A discussion between CFO of Tommy Hilfiger Global, Martijn Hagman, founder and CEO of Fashion Tech Labs Venture Inc., Miroslava Duma, and serial entrepreneur, David Roberts, brought attention to interesting areas of innovative and disruptive technologies and investing in sustainable growth. Entrepreneur and Founder of fashion and lifestyle platform Buro 24/7, Miroslava Duma, recently invested in the new Fashion Tech Labs venture that aims to fund, connect and develop sustainable innovation, by focusing on materials science, biotech, nanotechnology, wearable electronics and high–performance fibres and fabrics.
During the summit, Duma outlined sound examples of the start-up companies and technologies the venture has been in discussions with, which have initiated developments in highly promising technological advancements for the fashion industry. This includes Diamond Foundry, who create lab-grown diamonds and Orange Fiber, who produce fabrics made from 100% repurposed orange peelings. “There is around 700,000 tons of orange peels that end up in landfills in Italy only [sic]” said Duma. “They contacted the biggest juice companies in Italy and they gave them this so-called garbage for free, so it’s a win-win situation, a zero waste situation and it’s a healthy, breathable, sustainable material.”

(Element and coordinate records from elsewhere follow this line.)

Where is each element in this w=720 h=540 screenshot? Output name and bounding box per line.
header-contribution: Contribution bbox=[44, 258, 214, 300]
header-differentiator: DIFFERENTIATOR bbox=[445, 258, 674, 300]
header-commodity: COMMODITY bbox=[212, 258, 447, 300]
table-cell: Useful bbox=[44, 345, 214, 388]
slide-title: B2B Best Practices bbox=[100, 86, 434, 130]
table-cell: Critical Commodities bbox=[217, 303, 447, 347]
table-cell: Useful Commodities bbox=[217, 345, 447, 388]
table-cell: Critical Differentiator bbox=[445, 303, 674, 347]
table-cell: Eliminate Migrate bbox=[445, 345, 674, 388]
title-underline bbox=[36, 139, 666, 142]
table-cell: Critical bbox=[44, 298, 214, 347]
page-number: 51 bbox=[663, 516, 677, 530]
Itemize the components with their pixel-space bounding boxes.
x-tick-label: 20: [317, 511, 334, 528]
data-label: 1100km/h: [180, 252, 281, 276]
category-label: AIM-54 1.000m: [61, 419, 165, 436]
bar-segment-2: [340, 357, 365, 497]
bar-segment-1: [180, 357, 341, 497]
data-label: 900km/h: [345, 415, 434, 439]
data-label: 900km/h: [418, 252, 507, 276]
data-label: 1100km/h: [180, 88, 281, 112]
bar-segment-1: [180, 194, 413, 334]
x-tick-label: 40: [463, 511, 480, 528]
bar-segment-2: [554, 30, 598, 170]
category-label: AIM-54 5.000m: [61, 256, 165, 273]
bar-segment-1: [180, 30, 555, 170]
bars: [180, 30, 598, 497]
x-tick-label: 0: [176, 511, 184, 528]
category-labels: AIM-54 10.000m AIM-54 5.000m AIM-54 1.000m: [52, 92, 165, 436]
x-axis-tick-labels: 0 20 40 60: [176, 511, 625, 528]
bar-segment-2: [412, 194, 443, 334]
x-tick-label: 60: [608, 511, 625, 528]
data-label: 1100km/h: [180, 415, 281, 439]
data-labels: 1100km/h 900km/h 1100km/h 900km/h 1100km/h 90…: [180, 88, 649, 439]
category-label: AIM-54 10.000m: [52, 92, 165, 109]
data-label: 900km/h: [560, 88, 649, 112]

“When we started to dive into the world of material science and bio tech and smart textiles, we realized that there is a revolution actually happening in that world. What seemed and sounded like science fiction is actually becoming science fact nowadays. The process of running the industry on 100% renewable and alternative energy and resources is inevitable and it will happen no matter what, it’s just a matter of time.” said Duma.
Other compelling investments that FTL have been investing in are a San Francisco-based company that “grow leather and fur in a laboratory environment out of stem-cells, without killing animals”, and a company that “embed peppermint in any kind of fiber, which has very strong anti-microbial and anti-radiation properties”. Duma claimed, in turn, this technology would reduce washing volumes, saving time, money, water and chemicals.
The Pulse of the Fashion Industry Report
A major pinnacle of this year’s summit was the unveiling of the Pulse of Fashion 2017 report - a benchmark for the current progress of the industry at large, which took two years to culminate. Compiled by The Global Fashion Agenda, in collaboration with The Boston Consulting Group, the in-depth assessment looks at environmental and social performances of global fashion organisations and companies. Drawing from the Sustainable Apparel Coalition’s Higg Index, the report surveys over 90 senior sustainability members, using data from over 20,000 self-assessments by member companies and factories. It is the foremost comprehensive fashion report to date, revealing the overall ‘health’ of the fashion industry, which scored at a measly 32 out of 100. The report further claims the improvement of the industry’s social and environmental performances add as much as €160 billion by 2030 in annual value for the world economy - quantifiable results that highlight the imperative need for accelerated action on sustainable initiatives in the industry.